Suddenly Nibley complained that “we” at the Foundation for Ancient Research and Mormon Studies (FARMS) were treating him, as he put it, as if he were already dead, since he had not received the latest issue of the FARMS Review. At that very moment the doorbell rang; it was the postman with the most recent issue. This pleased him greatly, though he would not be able to read it. Phyllis, though, would read every word to him, including the footnotes.
I mention this story because Nibley saw in FARMS an effort to keep alive his own passion for a deeper and better understanding of the contents [Page 69]of our scriptures, and also the defense of the Restoration from both sectarian and secular criticisms, as unsavory as doing this sometimes turns out to be.
When Hugh Nibley began in 194810 to argue that the Book of Mormon was an authentic ancient history,11 there was no Mormon History Association; it came later, in 1965.12 Long before there was such a thing, Nibley was busy setting out reasons why the Book of Mormon is and must be read as an authentic ancient history, not as merely a product of Joseph Smith’s environment and imagination.
When Nibley began to publish, there were no Latter-day Saint historians prepared to respond when Fawn Brodie published her deeply flawed book on Joseph Smith.13 Nibley stepped up and did some counterpunching until others came along and were competent, capable, and willing to flesh out the details of the Restoration and subsequent history of the Church of Jesus Christ, which is an ongoing undertaking. Nibley was willing to let others work on that kind of history.
Speaking of history, there are those who are still wrongly enthralled by some version of the myth of objectivity — that is, that only those who are neutral, dispassionate, indifferent, balanced, disinterested, or detached can possibly manage to produce an “objective” account of Latter-day Saint history or of those important to the faith of Latter-day Saints like Hugh Nibley. He had no illusions about objective history or historians; neither should the Saints or those who write about the past.

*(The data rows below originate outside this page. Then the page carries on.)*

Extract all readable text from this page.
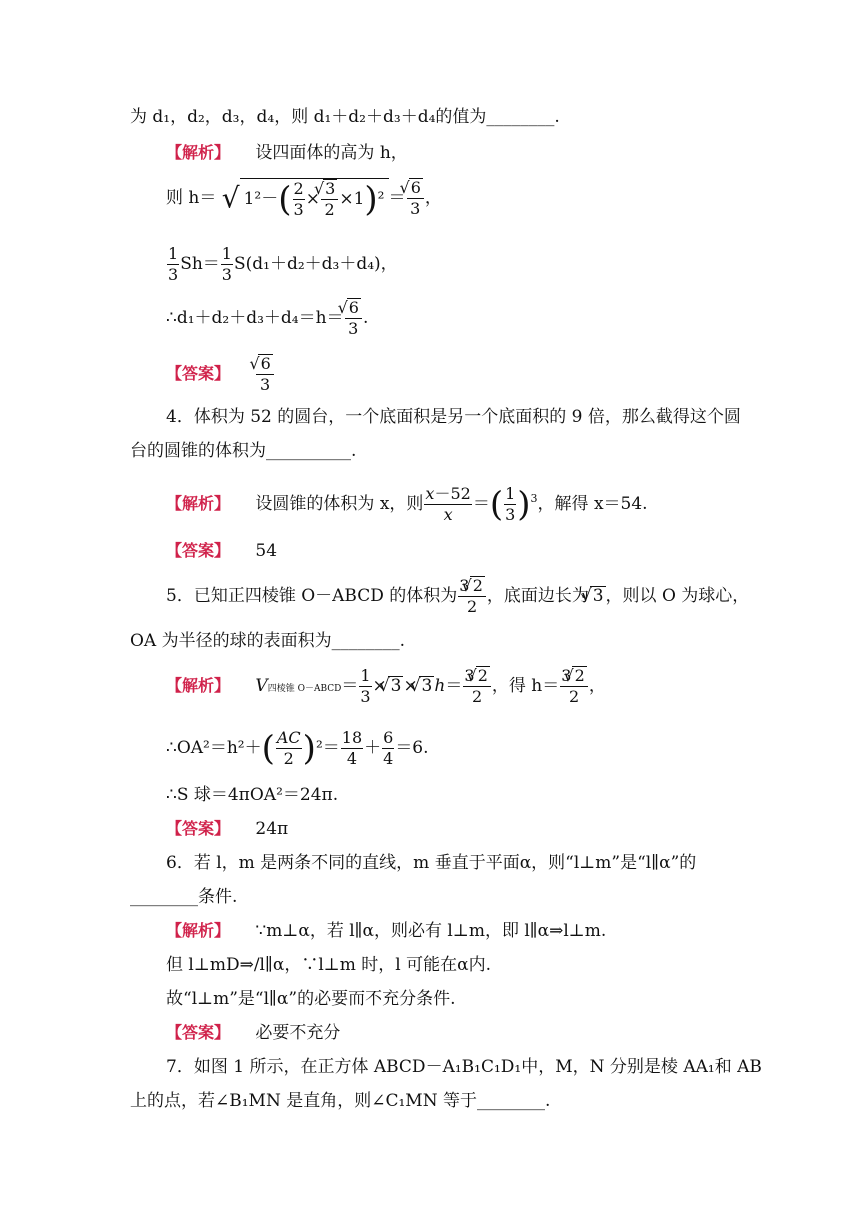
为 d₁，d₂，d₃，d₄，则 d₁＋d₂＋d₃＋d₄的值为________.
【解析】 设四面体的高为 h，
则 h＝ √ $1^2-( \frac{2}{3}$ × √ $\frac{3}{2} \times 1)^2$ ＝ √ $\frac{6}{3}$ ，
$\frac{1}{3} Sh= \frac{1}{3} S(d_1+d_2+d_3+d_4)$，
∴d₁＋d₂＋d₃＋d₄＝h＝ √ $\frac{6}{3}$ .
【答案】 √ $\frac{6}{3}$
4．体积为 52 的圆台，一个底面积是另一个底面积的 9 倍，那么截得这个圆
台的圆锥的体积为__________.
【解析】 设圆锥的体积为 x，则 $\frac{x-52}{x}$ ＝( $\frac{1}{3} )^3$，解得 x＝54.
【答案】 54
5．已知正四棱锥 O－ABCD 的体积为 $\frac{3 √ 2}{2}$ ，底面边长为 √ 3 ，则以 O 为球心，
OA 为半径的球的表面积为________.
【解析】 V四棱锥 O－ABCD＝ $\frac{1}{3}$ × √ 3 × √ 3 $h= \frac{3 √ 2}{2}$ ，得 $h= \frac{3 √ 2}{2}$ ，
∴OA²＝h²＋( $\frac{AC}{2} )^2= \frac{18}{4} + \frac{6}{4} =6$.
∴S 球＝4πOA²＝24π.
【答案】 24π
6．若 l，m 是两条不同的直线，m 垂直于平面α，则“l⊥m”是“l∥α”的
________条件.
【解析】 ∵m⊥α，若 l∥α，则必有 l⊥m，即 l∥α⇒l⊥m.
但 l⊥mD⇒/l∥α，∵l⊥m 时，l 可能在α内.
故“l⊥m”是“l∥α”的必要而不充分条件.
【答案】 必要不充分
7．如图 1 所示，在正方体 ABCD－A₁B₁C₁D₁中，M，N 分别是棱 AA₁和 AB
上的点，若∠B₁MN 是直角，则∠C₁MN 等于________.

In 1957 Hugh Nibley responded to those who “have noted with disapproval” that he defends the historical authenticity of the Book of Mormon. His response was that “no fruitful work of science or scholarship was ever written that did not attempt to prove one thing and in so doing disprove another.”14 Then there were those who wrongly insisted that [Page 70]to defend even their own faith was not what “objective historians” should ever do. This dogma came crashing down when Peter Novick exposed and demolished the myth of objective history and objective historians.15
In 1979 Jack Welch launched the Foundation for Ancient Research and Mormon Studies (FARMS), whose name was changed in 2006 to the Neal A. Maxwell Institute for Religious Scholarship. Among other things, one purpose for FARMS was to situate the Book of Mormon in the ancient world and not in Joseph Smith’s immediate environment. Hugh Nibley became an enthusiastic contributor and then later consumer of the literary products of this necessary, ongoing endeavor.16
Hugh Nibley was a mentor, a colleague, and a friend. His legacy is immense, and all those who seek to understand and defend the gospel owe him a debt of gratitude. I believe that Hugh Nibley Observed provides much-needed information about Nibley’s life and times. I highly recommend it to anyone interested in the man or his legacy.